There are basically two styles on show here. The first has a very rhythmic almost tribal base of drums and oriental percussion where her fragile and often treated vocals dance around in melodic style. This style puts me in mind of Kate Bush, especially around the period between ‘The Dreaming’ up to ‘The Sensual World’ where she was experimenting with the ‘no cymbals’ philosophy of Peter Gabriel. The second style is solo piano based much in the style of Ms Amos and has a slightly melancholic and otherworldly ambience. In fact the final track features Mr Melancholic and Otherworldly himself, Scott Walker, in a weird duet.

Thankfully, the more I listen, the more her own personality is beginning to show.
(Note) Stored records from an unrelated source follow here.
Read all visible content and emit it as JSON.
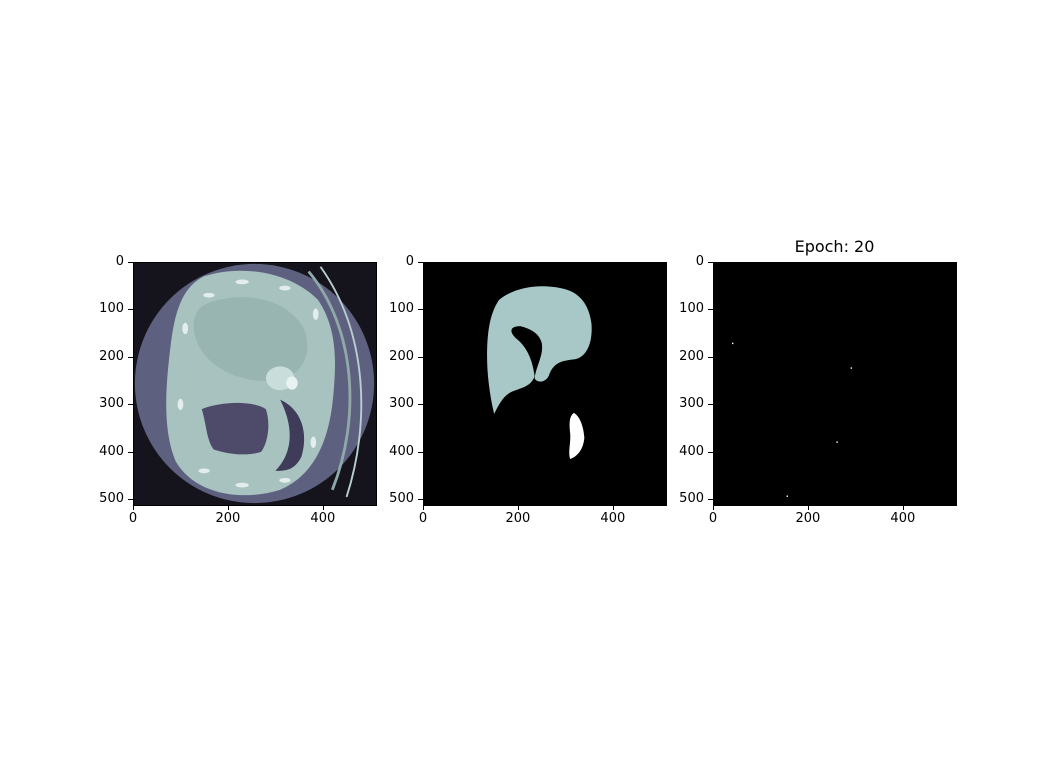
{
  "figure": {
    "panels": [
      {
        "title": "",
        "x_ticks": [
          "0",
          "200",
          "400"
        ],
        "y_ticks": [
          "0",
          "100",
          "200",
          "300",
          "400",
          "500"
        ],
        "image": "ct-scan-slice"
      },
      {
        "title": "",
        "x_ticks": [
          "0",
          "200",
          "400"
        ],
        "y_ticks": [
          "0",
          "100",
          "200",
          "300",
          "400",
          "500"
        ],
        "image": "ground-truth-mask"
      },
      {
        "title": "Epoch: 20",
        "x_ticks": [
          "0",
          "200",
          "400"
        ],
        "y_ticks": [
          "0",
          "100",
          "200",
          "300",
          "400",
          "500"
        ],
        "image": "predicted-mask"
      }
    ],
    "axis_range": [
      0,
      512
    ],
    "tick_values_x": [
      0,
      200,
      400
    ],
    "tick_values_y": [
      0,
      100,
      200,
      300,
      400,
      500
    ],
    "colors": {
      "ct_background": "#15141c",
      "ct_body": "#5e6080",
      "ct_tissue": "#a8c2c0",
      "mask_background": "#000000",
      "mask_liver": "#a8c8c8",
      "mask_lesion": "#ffffff"
    }
  }
}
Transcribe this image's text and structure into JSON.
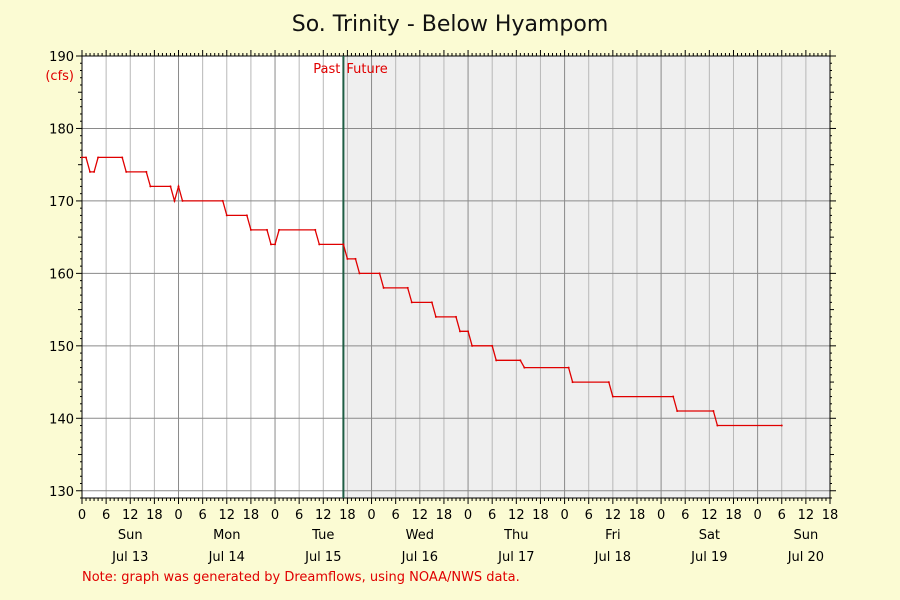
{
  "title": "So. Trinity - Below Hyampom",
  "note": "Note: graph was generated by Dreamflows, using NOAA/NWS data.",
  "chart_data": {
    "type": "line",
    "title": "So. Trinity - Below Hyampom",
    "y_unit": "(cfs)",
    "ylim": [
      129,
      190
    ],
    "y_ticks": [
      130,
      140,
      150,
      160,
      170,
      180,
      190
    ],
    "x_hours_start": 0,
    "x_hours_end": 186,
    "x_tick_labels": [
      "0",
      "6",
      "12",
      "18",
      "0",
      "6",
      "12",
      "18",
      "0",
      "6",
      "12",
      "18",
      "0",
      "6",
      "12",
      "18",
      "0",
      "6",
      "12",
      "18",
      "0",
      "6",
      "12",
      "18",
      "0",
      "6",
      "12",
      "18",
      "0",
      "6",
      "12",
      "18"
    ],
    "days": [
      {
        "name": "Sun",
        "date": "Jul 13"
      },
      {
        "name": "Mon",
        "date": "Jul 14"
      },
      {
        "name": "Tue",
        "date": "Jul 15"
      },
      {
        "name": "Wed",
        "date": "Jul 16"
      },
      {
        "name": "Thu",
        "date": "Jul 17"
      },
      {
        "name": "Fri",
        "date": "Jul 18"
      },
      {
        "name": "Sat",
        "date": "Jul 19"
      },
      {
        "name": "Sun",
        "date": "Jul 20"
      }
    ],
    "past_label": "Past",
    "future_label": "Future",
    "past_future_hour": 65,
    "line_color": "#e00000",
    "future_bg": "#efefef",
    "grid": true,
    "series": [
      {
        "values": [
          [
            0,
            176
          ],
          [
            1,
            176
          ],
          [
            2,
            174
          ],
          [
            3,
            174
          ],
          [
            4,
            176
          ],
          [
            10,
            176
          ],
          [
            11,
            174
          ],
          [
            16,
            174
          ],
          [
            17,
            172
          ],
          [
            22,
            172
          ],
          [
            23,
            170
          ],
          [
            24,
            172
          ],
          [
            25,
            170
          ],
          [
            35,
            170
          ],
          [
            36,
            168
          ],
          [
            41,
            168
          ],
          [
            42,
            166
          ],
          [
            46,
            166
          ],
          [
            47,
            164
          ],
          [
            48,
            164
          ],
          [
            49,
            166
          ],
          [
            58,
            166
          ],
          [
            59,
            164
          ],
          [
            65,
            164
          ],
          [
            66,
            162
          ],
          [
            68,
            162
          ],
          [
            69,
            160
          ],
          [
            74,
            160
          ],
          [
            75,
            158
          ],
          [
            81,
            158
          ],
          [
            82,
            156
          ],
          [
            87,
            156
          ],
          [
            88,
            154
          ],
          [
            93,
            154
          ],
          [
            94,
            152
          ],
          [
            96,
            152
          ],
          [
            97,
            150
          ],
          [
            102,
            150
          ],
          [
            103,
            148
          ],
          [
            109,
            148
          ],
          [
            110,
            147
          ],
          [
            121,
            147
          ],
          [
            122,
            145
          ],
          [
            131,
            145
          ],
          [
            132,
            143
          ],
          [
            147,
            143
          ],
          [
            148,
            141
          ],
          [
            157,
            141
          ],
          [
            158,
            139
          ],
          [
            174,
            139
          ]
        ]
      }
    ]
  }
}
I like the atmosphere of the album and the way that it transcends her influences in a way that all good musicians should strive to achieve. It is all very well borrowing styles but it’s what you do with them that counts. She has added a strange exotic nuance into the mix that hints at Indian sounds and scales. In fact the arrangements are very accomplished and set up the songs beautifully. If you are into what I would call uplifting melancholy then this is for you.

Is this a new talent in the ascendancy? Only time will tell.